Характеризуя приближенных Екатерины, Александр писал: «Придворная жизнь создана не для меня. Каждый день, когда должен являться на придворную сцену, я страдаю. И кровь портится во мне при виде низостей, совершаемых другими на каждом шагу для получения внешних отличий, не стоящих в моих глазах и медного гроша. Я чувствую себя несчастным в обществе таких людей, которых не желал бы иметь у себя и лакеями, а между тем они занимают здесь высшие места». Все это уже в девятнадцать лет привело Александра к мысли отречься от престола и, уехав на берега Рейна, жить там в качестве частного лица с женой и детьми. В течение жизни эта мысль не раз будет приходить к Александру, меняя обличье, но оставаясь неизменной по существу. Станут иными места задуманного пребывания, форма ухода от власти, поводы, однако мысль о смене участи, предначертанной ему самим фактом рождения, никогда не оставит Александра.
И здесь, в самом начале его сознательной взрослой жизни, нежелание занимать трон, принадлежащий ему по праву рождения, Александр станет обосновывать всеми возможными способами – логическими, историческими, правовыми и нравственными.
Доверительные беседы с Адамом Чарторыйским
Мысль о своем отказе от царствования Александр развивал в беседе и с другим близким ему человеком – князем Адамом Чарторыйским.

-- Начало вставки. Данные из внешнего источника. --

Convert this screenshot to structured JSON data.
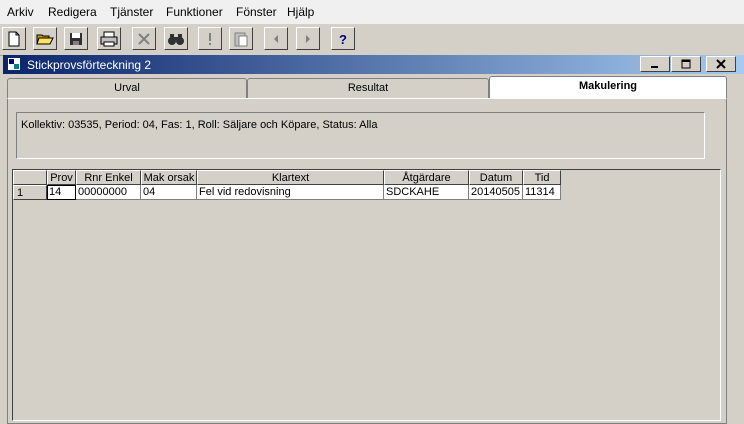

Князья Адам и Константин Чарторыйские приехали в Петербург из Польши в 1795 году, были приняты при дворе и вскоре подружились с Александром. После отъезда Лагарпа Александр особенно сблизился с Адамом Чарторыйским и как-то весной 1796 года высказал ему то, что прежде доверял лишь одному Лагарпу.
Александр сказал, что он порицает основные начала политики своей бабки как в России, так и в недавно расчлененной и покоренной Польше. Он сказал, что все его симпатии на стороне поляков и он оплакивал падение их государства, ибо любит свободу и ненавидит деспотизм во всех его проявлениях. Даже французская революция вызывала у него чувство симпатии и участия.
«Я возымел к нему безграничную привязанность, – писал впоследствии князь Адам, – и чувство, внушенное им мне в эту первую минуту, пережило даже постепенное разрушение возбужденных им надежд». Позже оно устояло против всех ударов, нанесенных ему самим же Александром, и никогда не погасло, несмотря на множество причин и на все печальные разочарования, которые могли бы разрушить его.
Встречаясь с князем Адамом, Александр утверждал, что наследственность престола – нелепость и несправедливость, ибо верховную власть должен вручать народ самому способному из своих сыновей, а не тому, кого поставил над обществом случай рождения.